Zuyva Sevilla’s work explores the fundamental infrastructure of existence and perception through sculpture, video, and digital media. They create new interpretations of universal chaos and engage with consumption concerns, highlighting the paradox of producing energy-focused work. Sevilla’s sculptures dissect light and heat movement into active choreographies, utilizing industrial materials, repurposed tools, physical computing, and digital fabrication. In his video work, computer simulations offer windows into new possibilities and control of elementary units.

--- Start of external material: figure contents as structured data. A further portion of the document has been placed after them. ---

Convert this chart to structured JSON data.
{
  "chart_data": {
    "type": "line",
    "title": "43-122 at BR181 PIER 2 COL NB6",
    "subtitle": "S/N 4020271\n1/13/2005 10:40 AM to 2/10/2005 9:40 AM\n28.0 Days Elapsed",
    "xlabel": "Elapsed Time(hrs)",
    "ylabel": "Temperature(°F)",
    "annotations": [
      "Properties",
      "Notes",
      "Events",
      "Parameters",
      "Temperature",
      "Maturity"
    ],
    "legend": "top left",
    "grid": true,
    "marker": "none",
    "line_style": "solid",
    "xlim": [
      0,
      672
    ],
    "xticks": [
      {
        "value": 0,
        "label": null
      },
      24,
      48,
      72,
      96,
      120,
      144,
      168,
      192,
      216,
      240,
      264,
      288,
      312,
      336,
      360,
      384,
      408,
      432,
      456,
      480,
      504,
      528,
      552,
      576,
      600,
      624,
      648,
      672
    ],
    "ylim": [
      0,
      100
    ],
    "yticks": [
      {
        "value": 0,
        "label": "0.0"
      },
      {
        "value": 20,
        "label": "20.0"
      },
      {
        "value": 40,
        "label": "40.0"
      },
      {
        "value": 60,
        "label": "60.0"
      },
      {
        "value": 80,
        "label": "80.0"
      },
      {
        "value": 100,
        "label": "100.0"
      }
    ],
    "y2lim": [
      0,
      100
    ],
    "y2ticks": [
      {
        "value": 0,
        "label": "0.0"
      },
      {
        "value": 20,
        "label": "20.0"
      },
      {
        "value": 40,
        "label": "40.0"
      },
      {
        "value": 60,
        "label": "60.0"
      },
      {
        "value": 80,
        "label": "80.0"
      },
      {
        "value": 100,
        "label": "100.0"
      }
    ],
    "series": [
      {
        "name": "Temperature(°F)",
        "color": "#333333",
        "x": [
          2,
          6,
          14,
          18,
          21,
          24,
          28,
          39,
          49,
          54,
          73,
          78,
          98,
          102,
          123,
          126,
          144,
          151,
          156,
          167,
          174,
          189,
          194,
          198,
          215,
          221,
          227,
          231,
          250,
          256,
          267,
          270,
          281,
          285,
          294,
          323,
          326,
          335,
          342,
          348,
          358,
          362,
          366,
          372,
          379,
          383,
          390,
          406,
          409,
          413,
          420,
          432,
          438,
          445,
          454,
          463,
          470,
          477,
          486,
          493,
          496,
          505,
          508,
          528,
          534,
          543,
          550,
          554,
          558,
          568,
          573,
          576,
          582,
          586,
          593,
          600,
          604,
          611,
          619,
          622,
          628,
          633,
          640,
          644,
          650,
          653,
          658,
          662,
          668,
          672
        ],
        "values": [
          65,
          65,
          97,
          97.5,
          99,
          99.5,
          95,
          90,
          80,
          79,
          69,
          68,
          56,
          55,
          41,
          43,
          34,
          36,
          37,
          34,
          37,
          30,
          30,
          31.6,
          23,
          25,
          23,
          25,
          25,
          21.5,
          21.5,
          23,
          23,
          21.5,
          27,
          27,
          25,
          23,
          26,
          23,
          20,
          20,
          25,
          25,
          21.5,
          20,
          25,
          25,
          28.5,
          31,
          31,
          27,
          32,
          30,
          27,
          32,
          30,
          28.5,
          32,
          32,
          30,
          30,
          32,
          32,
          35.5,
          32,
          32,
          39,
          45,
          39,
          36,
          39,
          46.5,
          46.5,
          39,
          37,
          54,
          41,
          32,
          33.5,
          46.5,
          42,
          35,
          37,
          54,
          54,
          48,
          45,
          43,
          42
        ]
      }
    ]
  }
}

Ultimately, Sevilla’s practice is an auto-didactic exploration of elusive concepts, emphasizing an experimental and experiential self-study using tools of perception and creation.

About Zuyva

Zuyva Sevilla is a semi-sentient collection of atoms feebly trying to understand everything around them. As an interdisciplinary artist, his work aims to compose, collect and culminate in an interpretation for the inherent chaos of the universe, inspired by everything from the proto-scientific to the metaphysical. Methods within digital fabrication, sculpture and physical computing are key research tools. Sevilla studied New Media Art at the University of North Texas, working on research projects in intermedia performance, projection mapping, and virtual reality. He was named one of Southwest Contemporary’s 2023 Top 12 New Mexico Artists to Know Now, as well as one of the 2023 SURFACE Emerging Artists by the Harwood Art Center.